Let’s break these results into three sections. The first two sections are divided by a millisecond timeline. Here’s the top section: the Overview.
If we put too much strain on our server or our bitrate limit is too low, we risk dropping frames. This means that a user might experience choppy transitions or scrolling as they navigate our site during times of high stress. On weather.com, we can see that there are some instances where FPS is high, but in general the performance is steady.
At the very top, we see some pink bars with red highlights. Those highlights are flags for long tasks, bottlenecks, or other issues we might want to investigate. Finally, at the very bottom, we see images that will show a screenshot of the webpage at the point of the timeline.

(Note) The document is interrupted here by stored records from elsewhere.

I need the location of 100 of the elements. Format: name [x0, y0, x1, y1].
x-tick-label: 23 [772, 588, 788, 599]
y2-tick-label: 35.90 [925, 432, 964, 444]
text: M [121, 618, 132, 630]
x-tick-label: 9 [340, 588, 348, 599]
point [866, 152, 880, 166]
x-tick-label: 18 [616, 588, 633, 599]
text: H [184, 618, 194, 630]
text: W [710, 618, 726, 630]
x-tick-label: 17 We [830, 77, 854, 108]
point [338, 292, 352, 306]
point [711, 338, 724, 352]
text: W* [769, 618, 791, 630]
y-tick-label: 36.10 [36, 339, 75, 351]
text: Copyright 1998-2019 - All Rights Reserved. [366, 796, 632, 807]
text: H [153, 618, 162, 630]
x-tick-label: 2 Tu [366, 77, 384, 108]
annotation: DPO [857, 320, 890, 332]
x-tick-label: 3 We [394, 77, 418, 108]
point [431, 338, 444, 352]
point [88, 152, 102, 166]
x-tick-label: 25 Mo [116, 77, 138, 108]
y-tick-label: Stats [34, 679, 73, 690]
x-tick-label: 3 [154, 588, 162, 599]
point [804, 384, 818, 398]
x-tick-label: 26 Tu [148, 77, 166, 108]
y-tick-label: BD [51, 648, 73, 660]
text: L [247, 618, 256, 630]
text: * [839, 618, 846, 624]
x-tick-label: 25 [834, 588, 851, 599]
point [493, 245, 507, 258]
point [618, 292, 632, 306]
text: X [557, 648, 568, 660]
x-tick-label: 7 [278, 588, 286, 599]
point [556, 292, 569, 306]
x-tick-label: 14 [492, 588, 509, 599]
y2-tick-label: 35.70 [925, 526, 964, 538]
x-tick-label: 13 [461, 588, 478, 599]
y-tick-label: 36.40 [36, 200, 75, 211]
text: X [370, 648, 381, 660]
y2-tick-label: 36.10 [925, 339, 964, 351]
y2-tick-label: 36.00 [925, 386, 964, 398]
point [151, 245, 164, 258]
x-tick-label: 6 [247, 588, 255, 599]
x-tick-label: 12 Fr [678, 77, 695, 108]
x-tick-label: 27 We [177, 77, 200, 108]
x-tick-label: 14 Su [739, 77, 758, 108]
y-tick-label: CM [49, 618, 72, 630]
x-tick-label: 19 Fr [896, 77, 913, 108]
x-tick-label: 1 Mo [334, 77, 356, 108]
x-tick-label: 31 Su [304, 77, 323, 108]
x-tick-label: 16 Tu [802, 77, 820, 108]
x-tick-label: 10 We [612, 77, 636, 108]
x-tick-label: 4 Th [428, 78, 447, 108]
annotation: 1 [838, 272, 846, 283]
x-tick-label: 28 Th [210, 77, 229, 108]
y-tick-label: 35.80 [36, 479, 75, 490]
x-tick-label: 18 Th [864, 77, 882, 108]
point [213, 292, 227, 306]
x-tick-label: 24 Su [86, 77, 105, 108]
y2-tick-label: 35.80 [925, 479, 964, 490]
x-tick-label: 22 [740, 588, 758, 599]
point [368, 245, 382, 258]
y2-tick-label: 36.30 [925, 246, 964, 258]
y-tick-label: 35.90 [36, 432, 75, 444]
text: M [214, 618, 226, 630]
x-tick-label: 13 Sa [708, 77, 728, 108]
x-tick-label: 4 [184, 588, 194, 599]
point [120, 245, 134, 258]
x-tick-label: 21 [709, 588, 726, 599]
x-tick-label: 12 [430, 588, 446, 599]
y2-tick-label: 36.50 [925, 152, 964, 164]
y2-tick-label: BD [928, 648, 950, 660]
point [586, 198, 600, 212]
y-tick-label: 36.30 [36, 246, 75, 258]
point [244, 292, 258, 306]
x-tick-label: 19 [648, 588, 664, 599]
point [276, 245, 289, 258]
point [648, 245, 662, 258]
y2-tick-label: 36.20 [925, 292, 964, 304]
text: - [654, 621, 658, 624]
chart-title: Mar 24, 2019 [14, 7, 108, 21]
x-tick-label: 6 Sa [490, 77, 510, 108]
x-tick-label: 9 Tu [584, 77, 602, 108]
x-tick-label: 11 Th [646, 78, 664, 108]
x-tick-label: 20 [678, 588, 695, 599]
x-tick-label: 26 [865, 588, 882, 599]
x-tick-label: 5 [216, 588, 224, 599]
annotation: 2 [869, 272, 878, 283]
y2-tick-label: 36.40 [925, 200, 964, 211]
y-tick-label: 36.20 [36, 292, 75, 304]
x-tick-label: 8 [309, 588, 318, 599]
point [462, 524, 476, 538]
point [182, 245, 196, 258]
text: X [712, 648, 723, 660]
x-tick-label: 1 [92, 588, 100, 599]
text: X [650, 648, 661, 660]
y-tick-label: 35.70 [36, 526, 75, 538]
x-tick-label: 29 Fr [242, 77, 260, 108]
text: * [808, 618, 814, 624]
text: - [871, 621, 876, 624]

There’s a ton of data in the Overview and it’s compressed such that it’s impossible to actually see details about it. That’s why we have the second section, or the Main section. Here, we can see details about our Main thread (and a lot of other processes, as well:
If we open the Main tab, we’ll be able to see all the JS processes and call stacks going on at a specific moment of the page load. They are organized in a “flame chart,” so named because they create columns that look like flames (ours is upside down). In this chart, rows of the same color are related and the top-most row causes the next row to run. The length of the bar shows how long it took to complete the process. Processes get shorter as the chart gets deeper because as they complete, their parent process completes until the original function call is finally resolved.
We don’t get full transparency, especially since the JS has likely been minified, but if we’re code authors we should be able to recognize some of our tasks and see whether or not they are, for example, causing long load times. We can even see where generic events like DOMContentLoaded occur.
Clicking onto any of these bars will provide additional information in the lowest section of our DevTools display: the Summary section. Here we’ll see the time it took for a function to run, where the function was called, and a breakdown of the runtime. In our original screenshot, we saw a summary breakdown of processes for the entire page load.
If we want to see the data on our JS processes in a different format, we can use the Bottom-Up tab. This shows a list of the functions from any process in order from longest to shortest so that we can identify parts of our site that might be causing latency. Call Tree displays the functions as parents and children, showing who called what. Event Log shows all the processes in the order they occurred.
So now that we know what everything means, how might we go about using it? I searched through the weather.com results for anything that wasn’t minified and found this:
It looks like, around 3.5 seconds after our page started loading, we called a function called startCMTagMain. Since most other function calls I’d seen on this page were anonymous, I assumed this was coming from a third party script. I checked the HTML and indeed, there’s a script that mentioned cmTag:
A bit more research taught me that Taboola is a marketing service that serves ads on websites. Sure enough, there were a few of those on weather.com! That makes sense considering we’re seeing some appendChild calls made close to the bottom of our flame chart.
If I were actually working on this site, I likely would have already known all this without having to do any detective work, but I might still examine this part of the load process to see if Taboola’s script is creating any latency on my site. It looks like the entire task that calls startCMTagMain takes about 60 ms. Anything longer than 50 ms qualifies as a “Long task,” but according to that web.dev documentation, the idea there is to prevent perceptible lag on user input. If this process is simply appending ads onto the bottom of the webpage, I have a feeling that an extra 10 ms wouldn’t be the cause of any issue.
Making use of the Performance feature can require a lot of knowledge about the code we’re reviewing. Without that, we’re examining a bunch of anonymous functions and painting processes. Still, it’s helpful to learn a new tool and be prepared to wield it for future debugging. It’ll be exciting when we can finally use it to solve a problem of our own!